Above ways can hep you to move program files to another drive on Windows 10 in a way. However, both ways have its own limitation. For the first way, you may encounter system crash if you misuse Registry Editor. For the second way, there is a risk that users cannot use the programs after moving program files.

Thus, I think it's essential to make a system backup for your computer. Even if you encounter problems like system crash, you still can restore your computer.

How to protect your computer?

To ensure the security of your computer during the process, you can choose a backup and restore software to make a system backup and save it to a safe place.

To the specific steps of creating a system backup, you can see below.

Step 1: Download AOMEI Backupper, install and launch it.

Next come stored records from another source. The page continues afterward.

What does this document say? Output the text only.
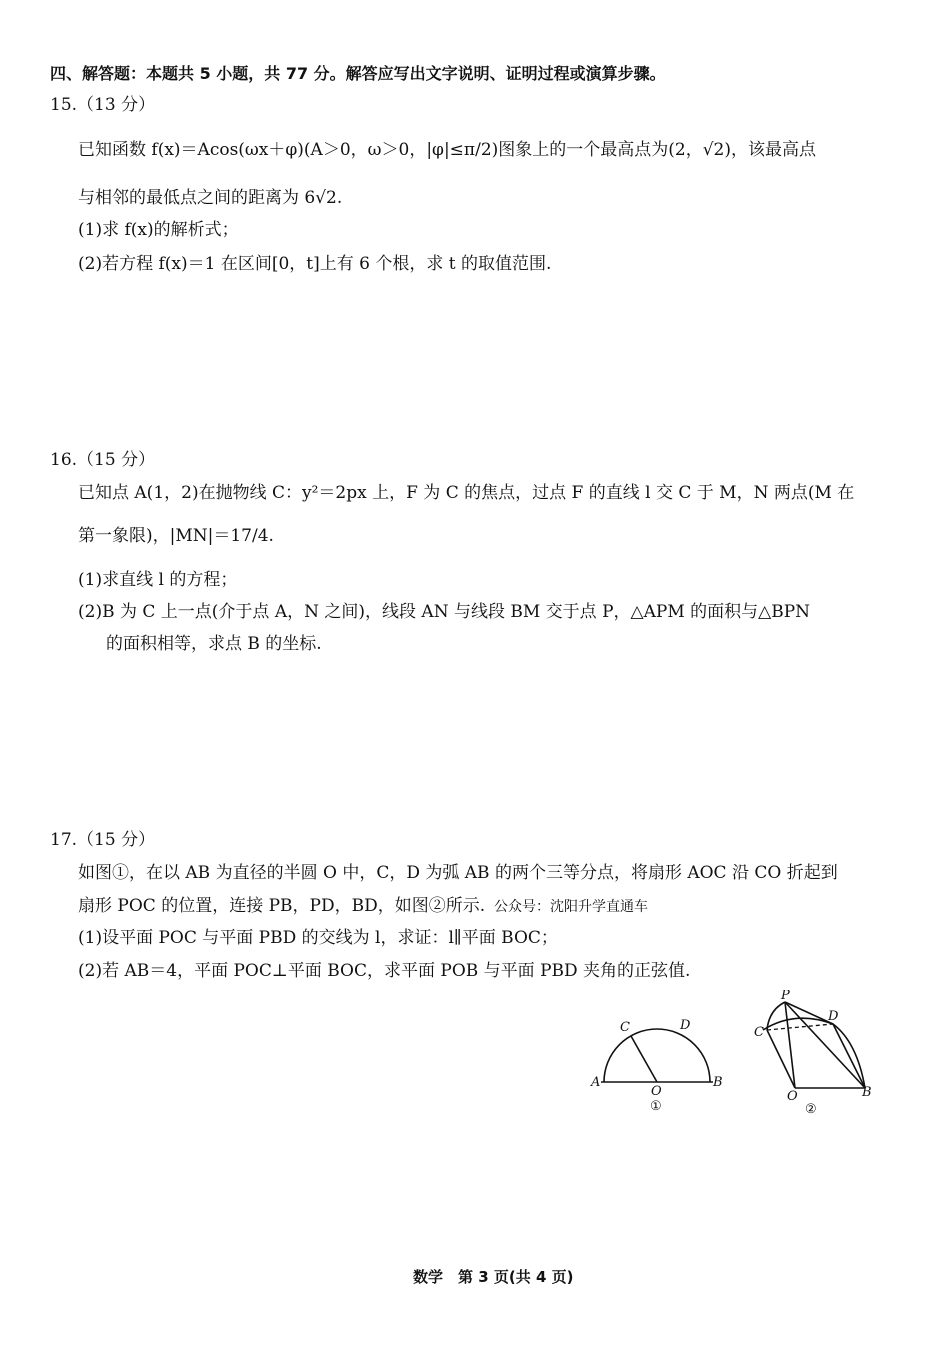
四、解答题：本题共 5 小题，共 77 分。解答应写出文字说明、证明过程或演算步骤。
15.（13 分）
已知函数 f(x)＝Acos(ωx＋φ)(A＞0，ω＞0，|φ|≤π/2)图象上的一个最高点为(2，√2)，该最高点
与相邻的最低点之间的距离为 6√2.
(1)求 f(x)的解析式；
(2)若方程 f(x)＝1 在区间[0，t]上有 6 个根，求 t 的取值范围.
16.（15 分）
已知点 A(1，2)在抛物线 C：y²＝2px 上，F 为 C 的焦点，过点 F 的直线 l 交 C 于 M，N 两点(M 在
第一象限)，|MN|＝17/4.
(1)求直线 l 的方程；
(2)B 为 C 上一点(介于点 A，N 之间)，线段 AN 与线段 BM 交于点 P，△APM 的面积与△BPN
的面积相等，求点 B 的坐标.
17.（15 分）
如图①，在以 AB 为直径的半圆 O 中，C，D 为弧 AB 的两个三等分点，将扇形 AOC 沿 CO 折起到
扇形 POC 的位置，连接 PB，PD，BD，如图②所示. 公众号：沈阳升学直通车
(1)设平面 POC 与平面 PBD 的交线为 l，求证：l∥平面 BOC；
(2)若 AB＝4，平面 POC⊥平面 BOC，求平面 POB 与平面 PBD 夹角的正弦值.
C	D
A	B
O
①
P
C
D
O	B
②
数学　第 3 页(共 4 页)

Step 2: Click Backup under the Backup tab, then tag on System Backup

System Backup

Step 3: This tool will automatically choose your C drive as Source Partition. That's to say, AOMEI Backupper will backup all things including program files and other files concerned to boot your computer successfully. Here, you only need to select your Destination Partition and click Start Backup after you confirm all settings.

Select Destination Path 1

Conclusion

To sum up, you have two methhods to move program files to another drive on Windows 10/8/7. And you still have one method to protect your computer. System backup is the best way to protect your computer. If your computer encounter something unexpected, you can use it to restore system state.